L’iatrogénie médicamenteuse constitue depuis longtemps l’une des causes de recherche de responsabilité des médecins, et notamment des médecins généralistes.
A titre d’exemple, on peut citer les prescriptions d’anticoagulants et d’AVK qui donnent lieu à des réclamations pour sur ou sous dosages, les complications des médicaments à marge thérapeutique étroite comme les morphiniques, les traitements par corticoïdes lorsqu’une surveillance de la fonction rénale n’a pas été réalisée, de rares mais terribles syndromes de Lyell...
Le «non substituable» doit être justifié
La jurisprudence a toujours eu l’occasion de rappeler ou de fixer des règles applicables aux conditions de prescription.
Tout récemment, un arrêt de la 2ème chambre civile de la Cour de cassation du 31 mai 2018 a posé le principe selon lequel le recours à une prescription de médicaments portant la mention «non substituable», empêchant ainsi la substitution par le pharmacien, doit être justifiée par le médecin prescripteur et non par la caisse d’assurance maladie.
Sans remettre en cause le principe de la liberté de prescription du praticien, la Cour de cassation a rappelé que cette liberté est encadrée par les dispositions de l’article L. 5125-23 alinéa 3 du code de la santé publique selon lesquelles la mention « non substituable » doit être expresse et manuscrite, et enfin être justifiée par des raisons particulières tenant au patient.
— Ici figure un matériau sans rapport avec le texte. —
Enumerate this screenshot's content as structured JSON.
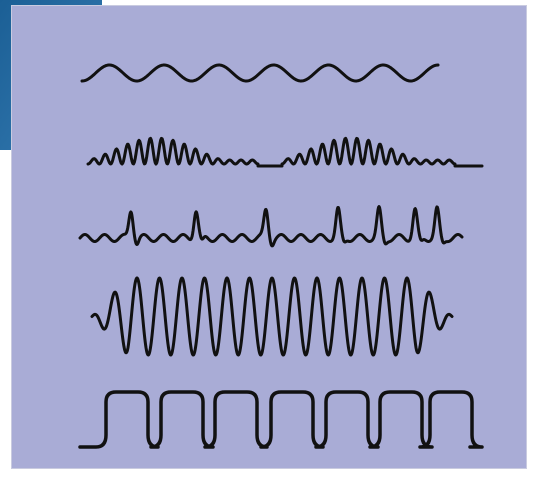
{
  "colors": {
    "panel_background": "#a9acd6",
    "corner_accent": "#1b5f95",
    "corner_accent_light": "#6d9cc4",
    "trace_color": "#111111"
  },
  "traces": [
    {
      "name": "sine-wave",
      "kind": "sine",
      "cycles": 6.5
    },
    {
      "name": "modulated-spindle-burst-wave",
      "kind": "modulated-bursts",
      "bursts": 2
    },
    {
      "name": "sharp-spike-wave",
      "kind": "spikes",
      "spikes": 7
    },
    {
      "name": "high-amplitude-oscillation",
      "kind": "oscillation",
      "cycles": 16
    },
    {
      "name": "rounded-square-wave",
      "kind": "square",
      "cycles": 7
    }
  ]
}
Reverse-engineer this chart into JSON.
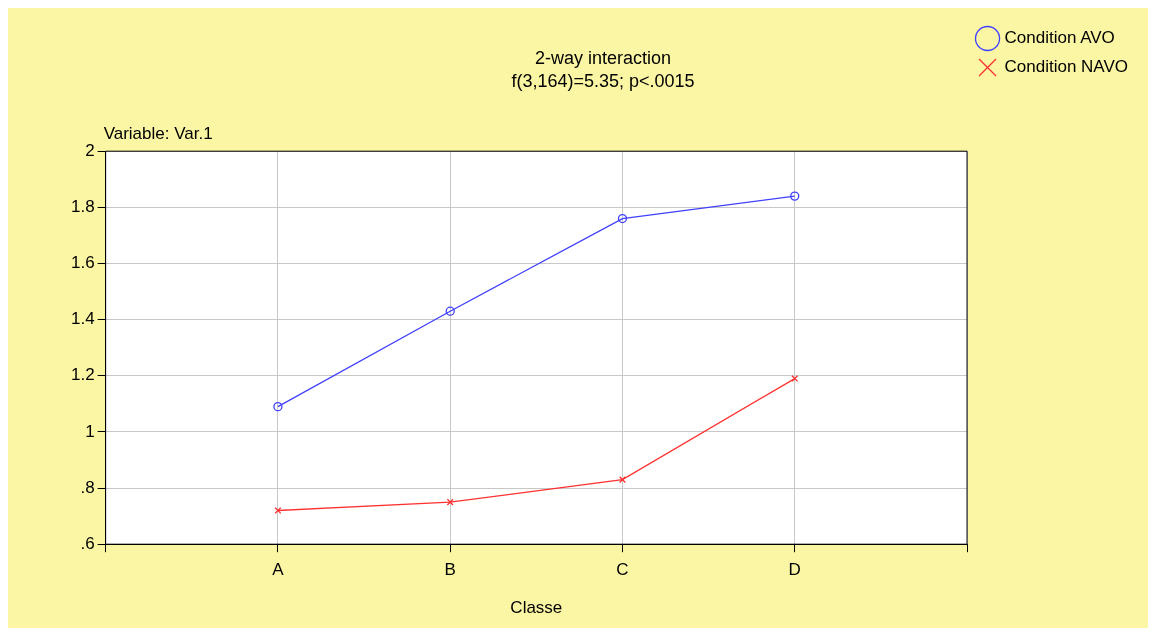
{
  "chart_data": {
    "type": "line",
    "title": "2-way interaction",
    "subtitle": "f(3,164)=5.35; p<.0015",
    "xlabel": "Classe",
    "annotations": [
      "Variable: Var.1"
    ],
    "categories": [
      null,
      "A",
      "B",
      "C",
      "D",
      null
    ],
    "series": [
      {
        "name": "Condition AVO",
        "color": "#4040ff",
        "marker": "circle",
        "values": [
          null,
          1.09,
          1.43,
          1.76,
          1.84,
          null
        ]
      },
      {
        "name": "Condition NAVO",
        "color": "#ff3030",
        "marker": "cross",
        "values": [
          null,
          0.72,
          0.75,
          0.83,
          1.19,
          null
        ]
      }
    ],
    "ylim": [
      0.6,
      2
    ],
    "yticks": [
      {
        "value": 0.6,
        "label": ".6"
      },
      {
        "value": 0.8,
        "label": ".8"
      },
      1,
      1.2,
      1.4,
      1.6,
      1.8,
      2
    ],
    "grid": true,
    "legend": "top right",
    "line_style": "solid"
  }
}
En cas de contestation, il incombe au médecin prescripteur de justifier son choix.
Le «hors AMM» davantage encadré
Mais incontestablement les derniers scandales ou crises sanitaires liés à la prescription du Médiator, des pilules contraceptives, de la Dépakine ont mis en lumière des cas de figure dans lesquels la responsabilité des praticiens était susceptible d’être recherchée à grande échelle.
C’est de façon fréquente qu’à l’occasion de ces affaires, la question de la licéité des prescriptions hors AMM est posée.
Si la loi du 29 décembre 2011 relative au renforcement de la sécurité sanitaire du médicament et des produits de santé a légalisé les prescriptions hors AMM, elle a en revanche posé des conditions strictes pour que leur validité soit reconnue.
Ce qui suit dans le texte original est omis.